Staying up to date requires understanding how AI is being utilized in the occupational fields where students are expected to work. To this end, universities have adopted particular strategies, e.g. carrying out analyses of AI-related qualification requirements and providing this information to teachers and academic experts, for purposes of program and course development.
Irrespective of this, there are various easy ways to keep up to date for teachers:
seek advice from experts from the relevant professional field
analyse which specific AI skills are cited in typical job announcements
take a look at the AI-HED AI Tools Heatmap.
Ultimately, there is one simple recommendation for educators considering AI adoption: Dive in!
The term ‘generative AI’ is arguably the most well-known type of AI, yet it is often mistakenly equated with artificial intelligence as a whole. In academic education, a wide range of AI systems and tools are relevant that not primarily aim at producing new content like generative AI but focus on identifying patterns in data to make predictions or decisions. Here is a selection of types that are used in academic education for different purposes.
Generative AI uses frameworks and models to produce new content, such as text, images, sound, or code. To this end, generative AI uses models like large language models (LLM) to learn patterns, structures, and relationships within the data, which are then used to generate new content. Teachers use generative AI to develop teaching and assessment materials such as presentations, rubrics, educational videos, assignments, and tests.
Predictive AI uses algorithms and architectures to forecast future outcomes by analysing historical trends and correlations. Predictive AI rapidly gains importance in various disciplines, e.g. for business analytics, forecasting disease progression in health care, or protein structure prediction in biology. In higher education, prediction of student retention is a typical field of application of predictive AI.
Assistive AI focuses on models and frameworks designed to support human decision-making or tasks without necessarily generating new content. In higher education, assistive AI is applied to various functions, including research paper analysis, text corrections and improvements, grading assistance, administrative task automation, and enhancing accessibility for students with disabilities.

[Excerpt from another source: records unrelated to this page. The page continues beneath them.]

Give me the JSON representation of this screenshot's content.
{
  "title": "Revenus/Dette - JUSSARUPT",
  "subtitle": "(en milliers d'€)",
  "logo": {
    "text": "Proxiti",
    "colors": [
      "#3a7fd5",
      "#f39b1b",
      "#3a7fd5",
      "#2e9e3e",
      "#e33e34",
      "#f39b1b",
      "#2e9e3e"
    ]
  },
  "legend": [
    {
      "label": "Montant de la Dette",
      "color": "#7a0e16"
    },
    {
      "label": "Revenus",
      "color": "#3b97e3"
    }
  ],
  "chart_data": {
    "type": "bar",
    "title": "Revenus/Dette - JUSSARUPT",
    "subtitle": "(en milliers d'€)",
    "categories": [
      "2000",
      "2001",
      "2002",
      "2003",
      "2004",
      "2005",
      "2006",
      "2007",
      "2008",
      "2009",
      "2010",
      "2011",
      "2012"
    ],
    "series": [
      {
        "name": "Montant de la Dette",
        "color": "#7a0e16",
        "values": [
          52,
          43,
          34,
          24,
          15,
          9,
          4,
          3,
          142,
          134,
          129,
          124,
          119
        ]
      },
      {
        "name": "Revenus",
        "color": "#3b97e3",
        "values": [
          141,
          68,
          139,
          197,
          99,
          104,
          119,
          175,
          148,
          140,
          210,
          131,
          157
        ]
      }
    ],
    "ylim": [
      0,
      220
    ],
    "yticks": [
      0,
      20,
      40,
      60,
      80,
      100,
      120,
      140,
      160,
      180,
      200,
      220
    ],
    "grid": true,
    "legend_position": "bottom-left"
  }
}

Adaptive AI adjusts algorithms and models dynamically, learning from new data or environmental changes to improve performance. In higher education, adaptive AI can personalize learning paths by analysing student performance and dynamically tailoring content to individual needs.
Simulative AI employs models and computational architectures to create virtual environments or scenarios that mimic real-world processes for training, testing, or experimentation. In higher education and research, it is used for virtual labs, research simulations, engineering design testing, and modeling of climate models or molecular interactions.